The pardon project that Wolf and then-Lt. Gov. John Fetterman (D) led ultimately resulted in just over 200 acts of relief for those who applied, even though thousands submitted applications seeking clemency.
That said, the prior administration did work proactively in other ways to facilitate relief, and by the end of his tenure, Wolf had about 2,540 total pardons under his belt—the most of any governor in the state’s history—with at least a quarter of those going to people with prior marijuana convictions.
Advocates are optimistic that Shapiro, who previously served as the state’s attorney general, will continue that legacy as state lawmakers again seek to legalize cannabis this session.
“Under the leadership of Austin Davis, my lieutenant governor, you’ll see the marijuana pardons project take on even even more prominence in our administration,” he said. “More people hopefully will qualify, more people will earn a pardon and more people will have this slate clean so that they can move forward.”

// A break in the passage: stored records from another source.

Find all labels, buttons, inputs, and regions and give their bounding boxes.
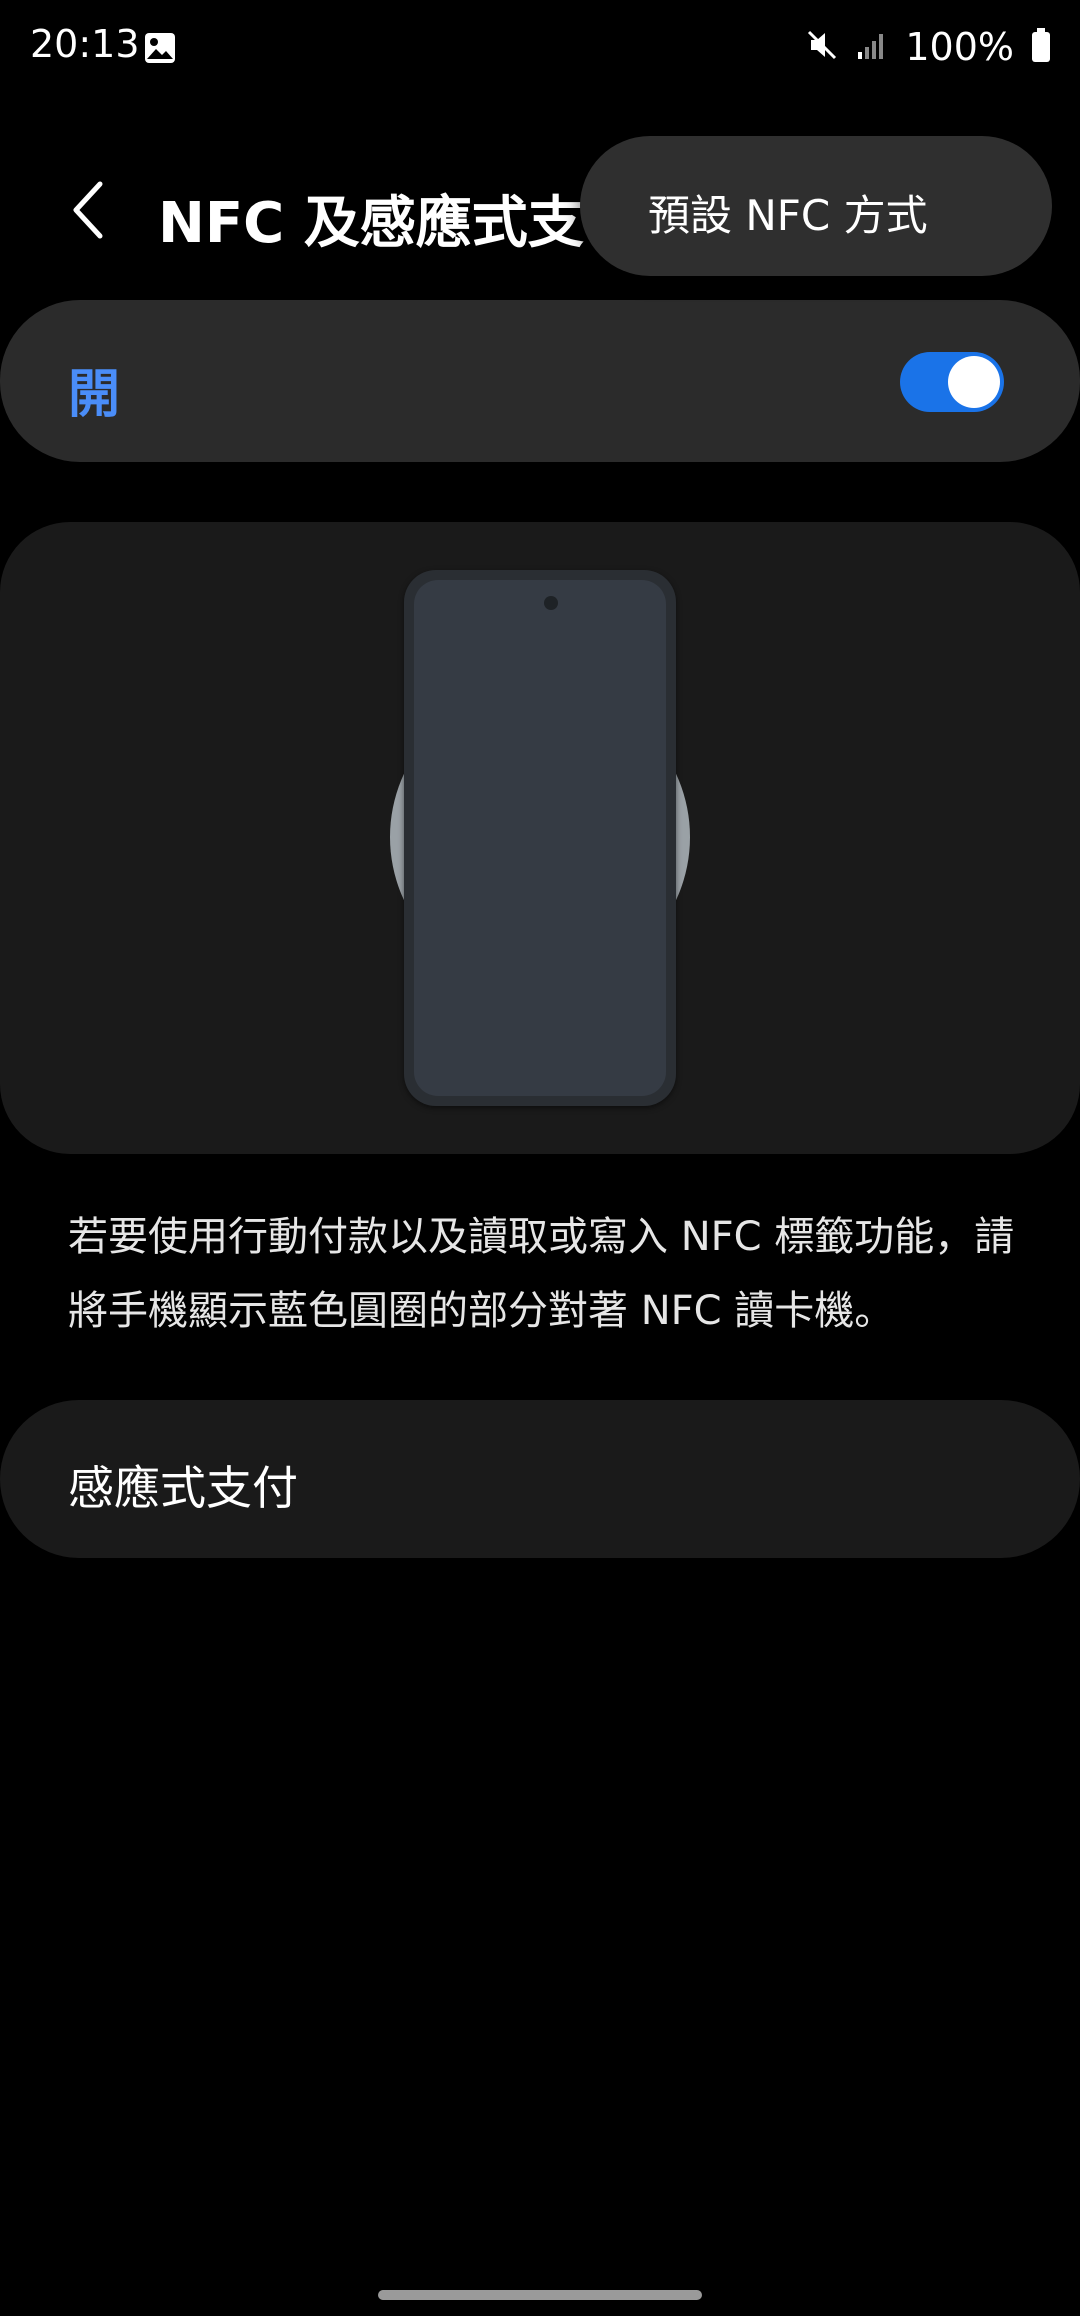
overflow-popup-menu: 預設 NFC 方式	[580, 136, 1052, 276]
phone-illustration	[404, 570, 676, 1106]
mute-icon	[805, 28, 839, 66]
battery-percent: 100%	[905, 25, 1014, 69]
phone-camera	[544, 596, 558, 610]
gesture-navigation-bar[interactable]	[378, 2290, 702, 2300]
status-icons: 100%	[805, 22, 1052, 72]
tap-and-pay-row[interactable]: 感應式支付	[0, 1400, 1080, 1558]
chevron-left-icon	[73, 181, 103, 239]
master-switch-label: 開	[68, 365, 121, 425]
signal-icon	[855, 28, 889, 66]
tap-and-pay-label: 感應式支付	[68, 1461, 298, 1515]
back-button[interactable]	[58, 172, 118, 248]
status-time: 20:13	[30, 22, 140, 66]
menu-item-default-nfc-method[interactable]: 預設 NFC 方式	[648, 182, 928, 243]
page-title: NFC 及感應式支付	[158, 191, 588, 256]
gallery-icon	[144, 32, 176, 64]
status-bar: 20:13 100%	[0, 0, 1080, 100]
master-switch-row[interactable]: 開	[0, 300, 1080, 462]
nfc-description: 若要使用行動付款以及讀取或寫入 NFC 標籤功能，請將手機顯示藍色圓圈的部分對著…	[68, 1214, 1015, 1334]
master-toggle-switch[interactable]	[900, 352, 1004, 412]
phone-screen	[414, 580, 666, 1096]
toggle-knob	[948, 356, 1000, 408]
battery-icon	[1030, 27, 1052, 67]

“I feel very strongly about this,” he said. “And I think what we need to do is build on the important work that Governor Wolf has done to clarify the rules, to clarify the process, to make it quicker and to be able to get more people the pardons that I personally believe they deserve.”
The new governor also supports broader legalization, and he made it a tenet of his gubernatorial campaign. But as it stands, it remains illegal to smoke marijuana in Pennsylvania, regardless of whether the person is 21 and older.
It remains to be seen whether the legislature is prepared to act on cannabis in the new session, however, especially given ongoing uncertainty about the makeup of the legislature, which saw Democratic gains in the House during the last election but complications in the weeks since. One Democratic member passed since Election Day, and two others have resigned to take other offices.
Marijuana policy also came up during an inauguration celebration for Shapiro last week, with musicians discussing the issue and Wiz Khalifa at one point urging adults 21 and older to smoke cannabis despite ongoing prohibition in the state.